Surveys conducted by the Federal Reserve show that income is low and debts are high in households managed by 20-29 year olds. These households are literally living at their financial edge. Imagine the condition if an economic crash happens to hit the country. There would be high levels of unemployment and foreclosure. This is something every 20-something should seek to avoid. Planning for retirement in your 20s is a wise decision; and, learning how to save for retirement in your 20s could be the first step in the right direction.
Planning for Retirement
A small calculation will give you a good idea as to how much you can save, prudently. If you start investing $4,000 a year starting from age 22, you will have about 1 million by age 62. That’s a lot of savings! Here are some other ways you can use to increase your average retirement savings.
Save While You Can
Living with bare minimal expenses is the first step towards great savings. This is the time when you can differentiate the necessities from luxuries. You will be able to analyze your spending trends, and be able to make decisions for cost-cutting that will help you save for the future. This way you will be able to free up some money for the future goals.
While this aspect is often overlooked, it is an eye-opener when the situation does arise. If you do not have enough savings and haven’t invested in insurance, think of how you would pay for the costs of an accident or illness. Getting an insurance coverage is a good move. Opt for a plan that allows lower monthly premium with good coverage.
401k plans are excellent. If your employer is offering such a plan, opt for it.
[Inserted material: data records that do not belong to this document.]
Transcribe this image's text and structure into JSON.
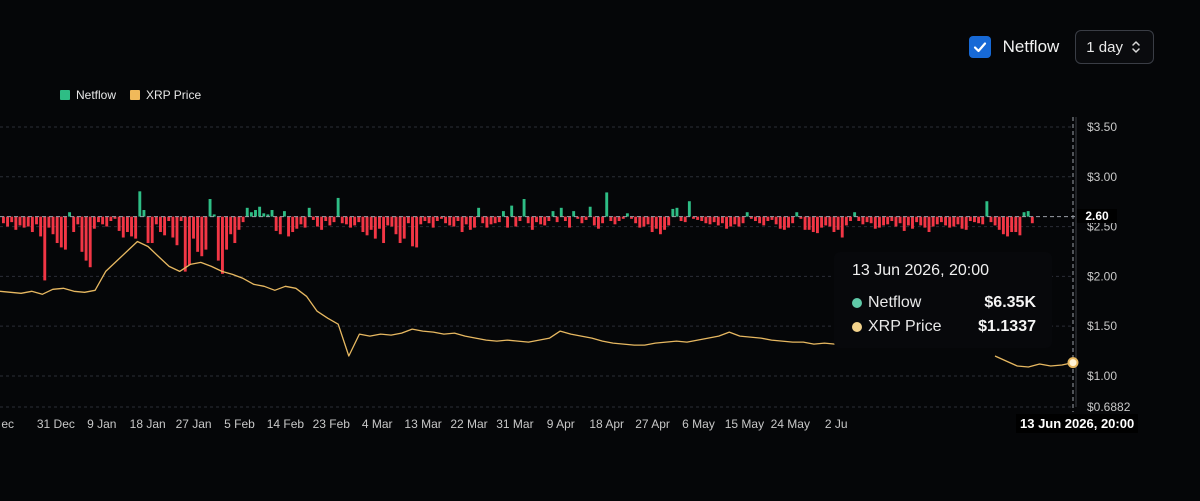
{
  "controls": {
    "netflow_label": "Netflow",
    "netflow_checked": true,
    "interval": "1 day"
  },
  "legend": [
    {
      "label": "Netflow",
      "color": "#2ebd85"
    },
    {
      "label": "XRP Price",
      "color": "#f0b95a"
    }
  ],
  "tooltip": {
    "date": "13 Jun 2026, 20:00",
    "rows": [
      {
        "name": "Netflow",
        "value": "$6.35K",
        "color": "#5fc9a8"
      },
      {
        "name": "XRP Price",
        "value": "$1.1337",
        "color": "#f3d38c"
      }
    ]
  },
  "crosshair": {
    "x_label": "13 Jun 2026, 20:00",
    "y_label": "2.60"
  },
  "chart_data": {
    "type": "bar",
    "colors": {
      "positive": "#2ebd85",
      "negative": "#f23645",
      "price": "#e7b861"
    },
    "x_ticks": [
      "ec",
      "31 Dec",
      "9 Jan",
      "18 Jan",
      "27 Jan",
      "5 Feb",
      "14 Feb",
      "23 Feb",
      "4 Mar",
      "13 Mar",
      "22 Mar",
      "31 Mar",
      "9 Apr",
      "18 Apr",
      "27 Apr",
      "6 May",
      "15 May",
      "24 May",
      "2 Ju"
    ],
    "y_axis": {
      "ticks": [
        "$3.50",
        "$3.00",
        "$2.50",
        "$2.00",
        "$1.50",
        "$1.00",
        "$0.6882"
      ],
      "tick_values": [
        3.5,
        3.0,
        2.5,
        2.0,
        1.5,
        1.0,
        0.6882
      ],
      "range": [
        0.6882,
        3.5
      ]
    },
    "netflow_baseline_price": 2.6,
    "netflow": [
      -0.3,
      -0.45,
      -0.25,
      -0.6,
      -0.4,
      -0.5,
      -0.45,
      -0.7,
      -0.35,
      -0.9,
      -2.9,
      -0.5,
      -0.8,
      -1.2,
      -1.4,
      -1.5,
      0.2,
      -0.7,
      -0.35,
      -1.6,
      -2.0,
      -2.3,
      -0.55,
      -0.25,
      -0.35,
      -0.45,
      -0.2,
      -0.1,
      -0.65,
      -0.95,
      -0.7,
      -0.9,
      -1.0,
      1.15,
      0.3,
      -1.2,
      -1.2,
      -0.35,
      -0.7,
      -0.85,
      -0.2,
      -0.95,
      -1.3,
      -0.2,
      -2.5,
      -2.2,
      -1.0,
      -1.6,
      -1.8,
      -1.5,
      0.8,
      0.1,
      -2.0,
      -2.6,
      -1.5,
      -0.8,
      -1.2,
      -0.6,
      -0.25,
      0.4,
      0.2,
      0.3,
      0.45,
      0.15,
      0.1,
      0.3,
      -0.65,
      -0.8,
      0.25,
      -0.9,
      -0.7,
      -0.55,
      -0.35,
      -0.5,
      0.4,
      -0.15,
      -0.45,
      -0.6,
      -0.2,
      -0.4,
      -0.25,
      0.85,
      -0.3,
      -0.35,
      -0.5,
      -0.4,
      -0.25,
      -0.7,
      -0.85,
      -0.6,
      -1.0,
      -0.55,
      -1.2,
      -0.4,
      -0.45,
      -0.8,
      -1.2,
      -1.0,
      -0.3,
      -1.35,
      -1.4,
      -0.35,
      -0.2,
      -0.3,
      -0.5,
      -0.2,
      -0.1,
      -0.3,
      -0.4,
      -0.45,
      -0.2,
      -0.7,
      -0.35,
      -0.6,
      -0.5,
      0.4,
      -0.3,
      -0.5,
      -0.35,
      -0.3,
      -0.25,
      0.25,
      -0.5,
      0.5,
      -0.45,
      -0.2,
      0.8,
      -0.3,
      -0.6,
      -0.25,
      -0.35,
      -0.4,
      -0.2,
      0.25,
      -0.25,
      0.4,
      -0.2,
      -0.5,
      0.25,
      -0.1,
      -0.3,
      -0.15,
      0.45,
      -0.4,
      -0.55,
      -0.3,
      1.1,
      -0.2,
      -0.35,
      -0.2,
      -0.1,
      0.15,
      -0.1,
      -0.3,
      -0.5,
      -0.45,
      -0.35,
      -0.7,
      -0.55,
      -0.8,
      -0.6,
      -0.4,
      0.35,
      0.4,
      -0.2,
      -0.25,
      0.7,
      -0.1,
      -0.15,
      -0.2,
      -0.3,
      -0.35,
      -0.25,
      -0.4,
      -0.3,
      -0.55,
      -0.45,
      -0.35,
      -0.45,
      -0.3,
      0.2,
      -0.1,
      -0.2,
      -0.3,
      -0.4,
      -0.2,
      -0.15,
      -0.35,
      -0.55,
      -0.6,
      -0.5,
      -0.3,
      0.2,
      -0.1,
      -0.6,
      -0.6,
      -0.7,
      -0.75,
      -0.5,
      -0.4,
      -0.45,
      -0.7,
      -0.6,
      -0.95,
      -0.4,
      -0.2,
      0.2,
      -0.2,
      -0.35,
      -0.25,
      -0.3,
      -0.55,
      -0.5,
      -0.4,
      -0.35,
      -0.2,
      -0.45,
      -0.3,
      -0.65,
      -0.4,
      -0.55,
      -0.25,
      -0.4,
      -0.5,
      -0.7,
      -0.45,
      -0.35,
      -0.25,
      -0.4,
      -0.5,
      -0.45,
      -0.35,
      -0.55,
      -0.6,
      -0.2,
      -0.25,
      -0.3,
      -0.35,
      0.7,
      -0.25,
      -0.4,
      -0.6,
      -0.8,
      -0.9,
      -0.7,
      -0.7,
      -0.85,
      0.2,
      0.25,
      -0.3
    ],
    "price": [
      [
        0,
        1.85
      ],
      [
        1,
        1.84
      ],
      [
        2,
        1.83
      ],
      [
        3,
        1.85
      ],
      [
        4,
        1.82
      ],
      [
        5,
        1.87
      ],
      [
        6,
        1.88
      ],
      [
        7,
        1.85
      ],
      [
        8,
        1.84
      ],
      [
        9,
        1.86
      ],
      [
        10,
        2.05
      ],
      [
        11,
        2.15
      ],
      [
        12,
        2.25
      ],
      [
        13,
        2.35
      ],
      [
        14,
        2.3
      ],
      [
        15,
        2.2
      ],
      [
        16,
        2.1
      ],
      [
        17,
        2.05
      ],
      [
        18,
        2.12
      ],
      [
        19,
        2.14
      ],
      [
        20,
        2.1
      ],
      [
        21,
        2.05
      ],
      [
        22,
        2.02
      ],
      [
        23,
        1.98
      ],
      [
        24,
        1.92
      ],
      [
        25,
        1.9
      ],
      [
        26,
        1.86
      ],
      [
        27,
        1.9
      ],
      [
        28,
        1.88
      ],
      [
        29,
        1.8
      ],
      [
        30,
        1.65
      ],
      [
        31,
        1.58
      ],
      [
        32,
        1.52
      ],
      [
        33,
        1.2
      ],
      [
        34,
        1.42
      ],
      [
        35,
        1.4
      ],
      [
        36,
        1.42
      ],
      [
        37,
        1.41
      ],
      [
        38,
        1.43
      ],
      [
        39,
        1.47
      ],
      [
        40,
        1.45
      ],
      [
        41,
        1.44
      ],
      [
        42,
        1.42
      ],
      [
        43,
        1.43
      ],
      [
        44,
        1.4
      ],
      [
        45,
        1.38
      ],
      [
        46,
        1.36
      ],
      [
        47,
        1.35
      ],
      [
        48,
        1.36
      ],
      [
        49,
        1.35
      ],
      [
        50,
        1.34
      ],
      [
        51,
        1.36
      ],
      [
        52,
        1.38
      ],
      [
        53,
        1.45
      ],
      [
        54,
        1.42
      ],
      [
        55,
        1.4
      ],
      [
        56,
        1.38
      ],
      [
        57,
        1.35
      ],
      [
        58,
        1.33
      ],
      [
        59,
        1.32
      ],
      [
        60,
        1.31
      ],
      [
        61,
        1.31
      ],
      [
        62,
        1.33
      ],
      [
        63,
        1.34
      ],
      [
        64,
        1.35
      ],
      [
        65,
        1.34
      ],
      [
        66,
        1.36
      ],
      [
        67,
        1.38
      ],
      [
        68,
        1.4
      ],
      [
        69,
        1.44
      ],
      [
        70,
        1.4
      ],
      [
        71,
        1.39
      ],
      [
        72,
        1.38
      ],
      [
        73,
        1.36
      ],
      [
        74,
        1.35
      ],
      [
        75,
        1.34
      ],
      [
        76,
        1.34
      ],
      [
        77,
        1.32
      ],
      [
        78,
        1.33
      ],
      [
        79,
        1.32
      ]
    ],
    "price_tail": [
      [
        0,
        1.2
      ],
      [
        1,
        1.15
      ],
      [
        2,
        1.1
      ],
      [
        3,
        1.09
      ],
      [
        4,
        1.12
      ],
      [
        5,
        1.1
      ],
      [
        6,
        1.11
      ],
      [
        7,
        1.1337
      ]
    ]
  }
}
Better still is the Roth IRA. If you’re wondering why you need a Roth IRA, there are many reasons: you have amazing tax benefits, money that’s part of your contribution can be taken out anytime, educational costs can be covered or you can invest in a home for yourself. Almost all IRA companies offer the Roth IRA.
Use the Stock Market to Your Advantage
You can invest up to 80% of your retirement savings into the Stock market to take advantage of the growth of your investment. Consider to opt for a “target maturity” or “lifestyle” fund.
Manage Your Debt
This could be the hardest thing to do in your retirement planning. Be strategic. Don’t overspend on your credit card. Minimize your debts by paying off your card’s outstanding amount as quickly as possible. It’s the interest on the outstanding that will drain your balances. However, manage your debt in such a way that you have sufficient funds to manage your other expenses while paying it off. Keep a close tab on your credit score. It matters.
If you follow these simple principles, planning for retirement in your 20s will be less burdensome and more responsible.